Every trial still produces a full outcome (+1 A / 0 draw / −1 B). Historically this table spotlighted B wins as the exploitation headline; the remaining games are A wins and draws, split in a way that depends on protocol. Under re-solving, the draw rate collapses relative to optimal-vs-optimal (most oracle draws become A wins after B’s single late off-path twist). Under static Exchange—especially sequential—B’s blunder can also move games from an A-win opening to a draw (milder than a B win, still value left on the table for A). Printing the triple:python3 blunder_test_benchmark.py --print-outcomes (add --static or --static --static-simultaneous-exchange for the static rows); it also prints oracle root value → realized outcome counts (e.g. how often v=+1 lands in a draw).
Solver mode
Exchange
B wins
Rate
A wins + draws (= 5000 − B)
Re-solving (optimal at Exchange)
Simul. or sequential
287
5.7%
4713
Static (A commits from principal line)
Sequential (B best-responds)
427
8.5%
4573
Static (A commits from principal line)
Simultaneous (B plays Nash)
347
6.9%
4653
To pin A wins vs draws for each row in docs, save the script’s Outcomes: line under benchmark/output/ in a psdg checkout (or your development tree mirror) next to the existing B-win logs.
That cell is optimal Exchange play (solve_exchange on the realized crucibles) after B’s off-line last draft—not a failure of draft-phase minimax. At B’s last draft node the solver already minimizes over all legal twists; any other legal twist is no better for B in value from that node. Empirically, a full value cross-join finds 284/287 B wins with benchmark value == -1 (opening already B-favoured under the stored root value).
The 287 B wins are almost entirely a subset of the 399 B wins under optimal-vs-optimal. The 399 → 287 gap is blunders costing B some games it would win without the error.
The load-bearing “frozen plan punished” phenomenon is the static rows (8.5% / 6.9%), where B wins can exceed the 8.0% optimal-vs-optimal rate.
The 8.5% row is already sequential Exchange. So the “frozen commitment gets punished” story does not depend on simultaneity at the Gift.
Static A, sequential: B sees A’s gift and best-responds → higher B wins (8.5%).
Static A, simultaneous: B does not observe A’s gift before choosing → Nash-style subgame → lower B wins (6.9%).

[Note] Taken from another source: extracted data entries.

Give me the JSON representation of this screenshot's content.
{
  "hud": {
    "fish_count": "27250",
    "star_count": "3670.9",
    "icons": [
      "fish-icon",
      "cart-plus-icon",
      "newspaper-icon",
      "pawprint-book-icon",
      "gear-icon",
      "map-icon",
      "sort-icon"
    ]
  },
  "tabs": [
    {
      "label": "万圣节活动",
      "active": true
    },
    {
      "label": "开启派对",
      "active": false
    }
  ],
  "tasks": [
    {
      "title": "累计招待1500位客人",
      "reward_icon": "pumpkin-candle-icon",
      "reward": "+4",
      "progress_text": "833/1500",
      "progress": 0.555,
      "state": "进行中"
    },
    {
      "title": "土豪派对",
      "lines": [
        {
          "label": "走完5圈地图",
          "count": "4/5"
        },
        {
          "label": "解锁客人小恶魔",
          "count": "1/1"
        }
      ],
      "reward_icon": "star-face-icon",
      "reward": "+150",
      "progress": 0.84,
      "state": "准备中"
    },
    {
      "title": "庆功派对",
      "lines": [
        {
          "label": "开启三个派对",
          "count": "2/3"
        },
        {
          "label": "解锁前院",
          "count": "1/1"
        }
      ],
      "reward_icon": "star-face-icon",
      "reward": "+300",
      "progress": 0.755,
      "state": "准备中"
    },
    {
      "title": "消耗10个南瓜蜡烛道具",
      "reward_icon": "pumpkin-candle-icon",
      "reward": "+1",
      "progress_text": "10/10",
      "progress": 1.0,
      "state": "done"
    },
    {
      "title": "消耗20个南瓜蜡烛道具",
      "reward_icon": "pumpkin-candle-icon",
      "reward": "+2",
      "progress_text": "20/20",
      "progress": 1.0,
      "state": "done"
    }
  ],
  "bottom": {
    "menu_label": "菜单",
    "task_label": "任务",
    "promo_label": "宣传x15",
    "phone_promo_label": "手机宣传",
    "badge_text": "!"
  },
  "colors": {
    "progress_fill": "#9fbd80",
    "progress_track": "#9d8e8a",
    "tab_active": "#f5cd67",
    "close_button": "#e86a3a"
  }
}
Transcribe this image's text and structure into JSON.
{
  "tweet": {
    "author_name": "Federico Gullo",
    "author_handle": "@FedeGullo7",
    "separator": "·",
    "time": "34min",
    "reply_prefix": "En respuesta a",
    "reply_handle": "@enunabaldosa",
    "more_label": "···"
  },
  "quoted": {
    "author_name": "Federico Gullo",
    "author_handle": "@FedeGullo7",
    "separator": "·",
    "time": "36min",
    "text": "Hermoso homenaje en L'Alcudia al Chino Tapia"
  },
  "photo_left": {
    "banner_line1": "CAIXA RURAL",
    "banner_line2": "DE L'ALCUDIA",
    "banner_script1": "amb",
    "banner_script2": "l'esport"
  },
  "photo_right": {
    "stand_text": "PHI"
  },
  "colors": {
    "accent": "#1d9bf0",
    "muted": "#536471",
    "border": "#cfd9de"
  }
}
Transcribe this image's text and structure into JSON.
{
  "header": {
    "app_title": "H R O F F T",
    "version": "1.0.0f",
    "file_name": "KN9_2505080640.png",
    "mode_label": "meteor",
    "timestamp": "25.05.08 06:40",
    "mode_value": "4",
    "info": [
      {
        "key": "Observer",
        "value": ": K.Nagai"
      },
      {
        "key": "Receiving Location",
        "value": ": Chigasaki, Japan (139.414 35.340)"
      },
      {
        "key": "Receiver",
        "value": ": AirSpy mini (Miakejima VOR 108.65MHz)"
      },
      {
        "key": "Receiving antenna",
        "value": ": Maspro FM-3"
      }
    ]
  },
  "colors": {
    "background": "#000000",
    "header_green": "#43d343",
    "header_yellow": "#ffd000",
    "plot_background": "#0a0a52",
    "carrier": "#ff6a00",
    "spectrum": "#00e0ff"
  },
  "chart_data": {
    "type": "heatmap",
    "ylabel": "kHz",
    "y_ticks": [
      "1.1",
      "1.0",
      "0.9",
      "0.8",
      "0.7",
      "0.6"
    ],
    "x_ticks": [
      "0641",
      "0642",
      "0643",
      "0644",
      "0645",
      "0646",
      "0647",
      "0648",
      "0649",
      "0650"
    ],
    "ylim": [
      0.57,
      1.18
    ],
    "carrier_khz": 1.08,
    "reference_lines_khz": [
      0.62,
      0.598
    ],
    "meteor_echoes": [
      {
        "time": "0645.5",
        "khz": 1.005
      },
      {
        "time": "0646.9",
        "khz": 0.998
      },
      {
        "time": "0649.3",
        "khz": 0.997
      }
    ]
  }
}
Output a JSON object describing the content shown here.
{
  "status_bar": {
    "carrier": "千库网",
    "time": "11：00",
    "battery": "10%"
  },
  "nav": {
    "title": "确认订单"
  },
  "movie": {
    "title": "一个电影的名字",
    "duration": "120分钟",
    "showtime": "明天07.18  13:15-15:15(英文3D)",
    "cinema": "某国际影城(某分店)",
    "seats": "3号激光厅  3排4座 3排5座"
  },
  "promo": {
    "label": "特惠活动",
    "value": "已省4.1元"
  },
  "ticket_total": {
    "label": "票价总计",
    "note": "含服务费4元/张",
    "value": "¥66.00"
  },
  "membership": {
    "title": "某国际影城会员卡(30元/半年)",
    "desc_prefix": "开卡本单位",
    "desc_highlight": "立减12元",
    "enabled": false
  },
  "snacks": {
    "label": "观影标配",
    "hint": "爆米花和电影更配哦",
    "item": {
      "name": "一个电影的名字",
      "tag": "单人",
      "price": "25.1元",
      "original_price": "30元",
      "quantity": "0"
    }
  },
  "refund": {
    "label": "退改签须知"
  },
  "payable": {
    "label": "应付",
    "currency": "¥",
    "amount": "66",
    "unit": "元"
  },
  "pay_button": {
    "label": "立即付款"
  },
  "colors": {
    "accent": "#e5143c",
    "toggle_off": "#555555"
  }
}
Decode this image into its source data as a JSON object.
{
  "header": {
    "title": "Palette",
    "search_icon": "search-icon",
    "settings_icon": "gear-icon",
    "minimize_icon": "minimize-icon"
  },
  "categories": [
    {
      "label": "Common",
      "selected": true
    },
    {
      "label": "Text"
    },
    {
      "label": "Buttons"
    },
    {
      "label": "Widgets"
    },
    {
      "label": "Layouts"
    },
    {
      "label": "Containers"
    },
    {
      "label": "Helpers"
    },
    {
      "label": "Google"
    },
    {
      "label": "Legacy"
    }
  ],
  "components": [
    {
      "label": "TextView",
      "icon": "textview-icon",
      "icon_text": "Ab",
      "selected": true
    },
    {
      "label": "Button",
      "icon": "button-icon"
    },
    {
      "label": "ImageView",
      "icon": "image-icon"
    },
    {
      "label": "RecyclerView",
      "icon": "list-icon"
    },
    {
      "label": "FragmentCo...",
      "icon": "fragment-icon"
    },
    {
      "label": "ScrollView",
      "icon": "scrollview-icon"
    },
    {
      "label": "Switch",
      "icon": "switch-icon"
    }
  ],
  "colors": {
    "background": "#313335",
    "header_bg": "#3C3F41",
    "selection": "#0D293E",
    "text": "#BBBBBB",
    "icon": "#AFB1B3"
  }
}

The frozen line is slightly less exploited when simultaneous play blocks that observation.
Simultaneity still sharpens the game-theoretic contrast. Proxy, latent rules, and deployment themes stand without it. AI safety — full argument.
Optimal vs optimal (same suite): A wins 73.3% (3663), B 8.0% (399), draws 18.8% (938). Immortal depth counts (tb_depth in the benchmark JSON) are tabulated in the Technical report — Tiebreak depth (5k suite).
PSDG sits at the intersection of game theory, ML evaluation, and alignment. These are not separate stories, but different routes into the same benchmark under the same oracle.
Six dice · two players · ~10–15 minutes · perfect information after the roll · Unbeatable play without perfect foresight is fantasy.
Gloss: that is not physics or mysticism. It means full retrograde clarity over the whole tree: every legal line and its payoff—perfect foresight in the game-theoretic sense, not guesswork.
PSDG is a testbed for whether learned systems approximate the structure exhaustive analysis encodes, and whether deployed optimal computation—static commitment versus continued re-solving—stays robust when play leaves the tidy path.